I'd been wanting to make bike panniers for a while. I bought a set of Jandd mountain panniers but they were both small and annoyingly designed (a pain to get on and off the bike), so I returned them. I borrowed some Ortlieb "Backroller Classic" panniers from a friend for a weekend bike camping trip in Napa and liked them, but they're expensive, don't have easy-access pockets for a wallet, and still weren't large enough to hold my tent and fully close (which would be a problem if it rained).

So maybe I'll make my own. This version is just a simple prototype to get a feeling for size, shape, and what hardware I want to use (this one includes a mix of hardware from Ortlieb, Outdoor Wilderness Fabric, and Sailrite). It's a bit ugly and lumpy-- I just started cutting and sewing freehand.


The general bag: a standard rectangular shape with a top that rolls down like an Ortlieb (for waterproofness), and some clips to attach it to a bike rack. Built out of some striped boat upholstery fabric that I got for cheap at a closeout sale.

One question was how the mounting hooks should attach to the fabric. An approach many panniers take is to have a stiff sheet of plastic inside the bag to both hold a shape and provide something for hardware to screw to. I decided to skip that for now (to make it easier to roll up the bag and stow it / carry it when not in use) and just screw the hardware directly through the fabric.


You can see the fabric up close here. And I didn't actually screw directly through the fabric (which might tear over time as the bag bounced up and down on the bolts)-- I installed grommets like this wherever a screw or bolt was going to pass through the fabric.


Here's the inside of the fabric, with a screw and nut passing through a grommet (hidden) -- I hope it's waterproof [edit: I went biking in the pouring rain with this on my bike and confirmed it's waterproof]

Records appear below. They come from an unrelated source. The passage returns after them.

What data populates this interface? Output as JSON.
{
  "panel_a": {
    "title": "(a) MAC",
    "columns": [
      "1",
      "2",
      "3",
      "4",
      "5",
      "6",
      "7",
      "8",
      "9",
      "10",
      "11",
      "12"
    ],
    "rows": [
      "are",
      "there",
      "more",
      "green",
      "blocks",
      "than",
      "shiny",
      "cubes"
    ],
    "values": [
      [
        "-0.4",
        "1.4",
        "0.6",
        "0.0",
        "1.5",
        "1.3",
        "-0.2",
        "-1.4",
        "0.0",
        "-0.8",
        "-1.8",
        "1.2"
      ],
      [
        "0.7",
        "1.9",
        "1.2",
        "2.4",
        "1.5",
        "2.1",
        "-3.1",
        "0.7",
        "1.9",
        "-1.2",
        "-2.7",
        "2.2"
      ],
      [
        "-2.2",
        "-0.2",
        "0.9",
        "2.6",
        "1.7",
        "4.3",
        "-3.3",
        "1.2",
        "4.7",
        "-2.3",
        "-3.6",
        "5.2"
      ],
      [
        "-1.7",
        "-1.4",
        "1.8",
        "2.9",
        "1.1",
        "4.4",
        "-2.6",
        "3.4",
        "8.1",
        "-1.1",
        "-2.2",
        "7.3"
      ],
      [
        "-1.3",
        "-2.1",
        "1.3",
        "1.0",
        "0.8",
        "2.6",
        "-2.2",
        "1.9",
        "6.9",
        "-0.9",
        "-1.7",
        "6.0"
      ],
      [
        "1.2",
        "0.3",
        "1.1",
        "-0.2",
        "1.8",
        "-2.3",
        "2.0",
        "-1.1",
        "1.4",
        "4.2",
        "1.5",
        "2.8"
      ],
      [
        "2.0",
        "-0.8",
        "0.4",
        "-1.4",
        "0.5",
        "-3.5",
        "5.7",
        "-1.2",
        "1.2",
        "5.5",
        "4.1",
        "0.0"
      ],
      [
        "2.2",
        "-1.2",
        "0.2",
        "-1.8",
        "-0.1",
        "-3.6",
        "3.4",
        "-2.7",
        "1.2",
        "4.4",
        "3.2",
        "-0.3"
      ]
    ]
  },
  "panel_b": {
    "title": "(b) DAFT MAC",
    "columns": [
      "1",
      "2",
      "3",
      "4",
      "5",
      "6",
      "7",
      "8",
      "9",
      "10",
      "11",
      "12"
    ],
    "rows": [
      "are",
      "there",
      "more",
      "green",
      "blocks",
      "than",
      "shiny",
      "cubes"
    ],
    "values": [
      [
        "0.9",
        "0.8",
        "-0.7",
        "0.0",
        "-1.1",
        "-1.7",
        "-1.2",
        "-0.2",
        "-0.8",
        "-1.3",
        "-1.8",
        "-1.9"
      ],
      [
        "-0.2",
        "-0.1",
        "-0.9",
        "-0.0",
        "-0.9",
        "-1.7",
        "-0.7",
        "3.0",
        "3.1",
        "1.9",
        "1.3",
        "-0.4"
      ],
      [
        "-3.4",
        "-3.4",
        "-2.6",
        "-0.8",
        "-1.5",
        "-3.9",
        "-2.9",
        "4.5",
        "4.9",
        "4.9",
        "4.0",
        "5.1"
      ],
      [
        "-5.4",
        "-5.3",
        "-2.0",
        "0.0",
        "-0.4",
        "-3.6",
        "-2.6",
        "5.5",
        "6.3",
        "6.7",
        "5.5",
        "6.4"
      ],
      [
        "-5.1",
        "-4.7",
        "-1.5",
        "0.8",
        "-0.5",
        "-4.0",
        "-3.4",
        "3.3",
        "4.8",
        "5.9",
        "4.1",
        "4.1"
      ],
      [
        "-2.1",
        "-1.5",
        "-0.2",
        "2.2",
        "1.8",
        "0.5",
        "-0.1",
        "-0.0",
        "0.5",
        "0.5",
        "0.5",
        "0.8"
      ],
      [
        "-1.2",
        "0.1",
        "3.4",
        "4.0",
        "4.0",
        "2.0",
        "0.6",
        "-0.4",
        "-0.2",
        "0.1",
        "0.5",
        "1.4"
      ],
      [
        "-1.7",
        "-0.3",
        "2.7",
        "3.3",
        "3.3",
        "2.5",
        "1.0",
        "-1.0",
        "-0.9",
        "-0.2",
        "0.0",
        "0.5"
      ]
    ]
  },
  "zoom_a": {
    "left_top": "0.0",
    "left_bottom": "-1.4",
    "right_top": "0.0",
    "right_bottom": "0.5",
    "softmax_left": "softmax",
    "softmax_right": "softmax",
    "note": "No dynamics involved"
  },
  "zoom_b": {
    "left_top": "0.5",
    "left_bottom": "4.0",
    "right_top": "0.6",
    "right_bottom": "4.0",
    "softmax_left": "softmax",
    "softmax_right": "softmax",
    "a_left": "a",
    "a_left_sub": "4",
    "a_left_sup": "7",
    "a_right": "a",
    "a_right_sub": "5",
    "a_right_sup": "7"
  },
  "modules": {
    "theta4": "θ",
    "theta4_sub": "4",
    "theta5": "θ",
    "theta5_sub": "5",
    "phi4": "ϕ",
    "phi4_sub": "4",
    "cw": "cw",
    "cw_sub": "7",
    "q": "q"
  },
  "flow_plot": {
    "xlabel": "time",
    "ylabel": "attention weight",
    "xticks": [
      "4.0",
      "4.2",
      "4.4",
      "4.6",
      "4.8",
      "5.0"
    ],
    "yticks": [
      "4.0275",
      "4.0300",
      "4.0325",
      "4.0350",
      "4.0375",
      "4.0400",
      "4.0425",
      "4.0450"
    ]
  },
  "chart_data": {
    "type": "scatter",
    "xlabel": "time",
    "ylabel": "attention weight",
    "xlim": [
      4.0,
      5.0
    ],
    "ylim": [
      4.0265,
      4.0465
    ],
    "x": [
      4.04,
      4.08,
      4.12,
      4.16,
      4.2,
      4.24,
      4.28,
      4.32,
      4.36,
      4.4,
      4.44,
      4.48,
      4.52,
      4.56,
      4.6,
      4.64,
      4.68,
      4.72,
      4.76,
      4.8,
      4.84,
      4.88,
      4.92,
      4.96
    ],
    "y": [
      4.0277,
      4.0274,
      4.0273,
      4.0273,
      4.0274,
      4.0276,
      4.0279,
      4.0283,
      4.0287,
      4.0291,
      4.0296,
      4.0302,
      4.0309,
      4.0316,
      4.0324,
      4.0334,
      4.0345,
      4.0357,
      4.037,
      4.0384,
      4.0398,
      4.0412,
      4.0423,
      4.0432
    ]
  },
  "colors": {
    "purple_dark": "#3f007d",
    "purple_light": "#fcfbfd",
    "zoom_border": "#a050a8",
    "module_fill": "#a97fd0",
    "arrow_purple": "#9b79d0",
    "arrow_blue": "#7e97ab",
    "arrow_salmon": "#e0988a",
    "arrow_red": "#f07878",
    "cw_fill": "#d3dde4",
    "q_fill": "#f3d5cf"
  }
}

The grommet holes are a potential water leakage path... so for now, I'll cover them with duct tape. In the actual bag, I'd have two layers of fabric in the wall of the bag and the grommet and hardware would only pass through the first. I might also have a whole separate, suspended vinyl liner, to avoid water seeping through the sewed seams.


Here's the bag prototype on my bike. I sized it to hold my camping gear: this is a tent, a thermarest air mattress, and a sleeping bag, all in one pannier. The next version should include some extra external pockets (zippered? roll-top?) for easy access to my wallet, camera, and so on.


Another view of it on a bike. After building this I took it out for about a 6-mile ride around the city in the pouring rain, and it stayed dry and held on. But there's still room for improvement.

I should probably add some reflective strips, and a little more internal structure at the bottom to make sure it can't deform and slip into the wheel (especially when the bag is nearly empty and can flutter in the breeze-- when it's full, it's quite stable and holds its shape).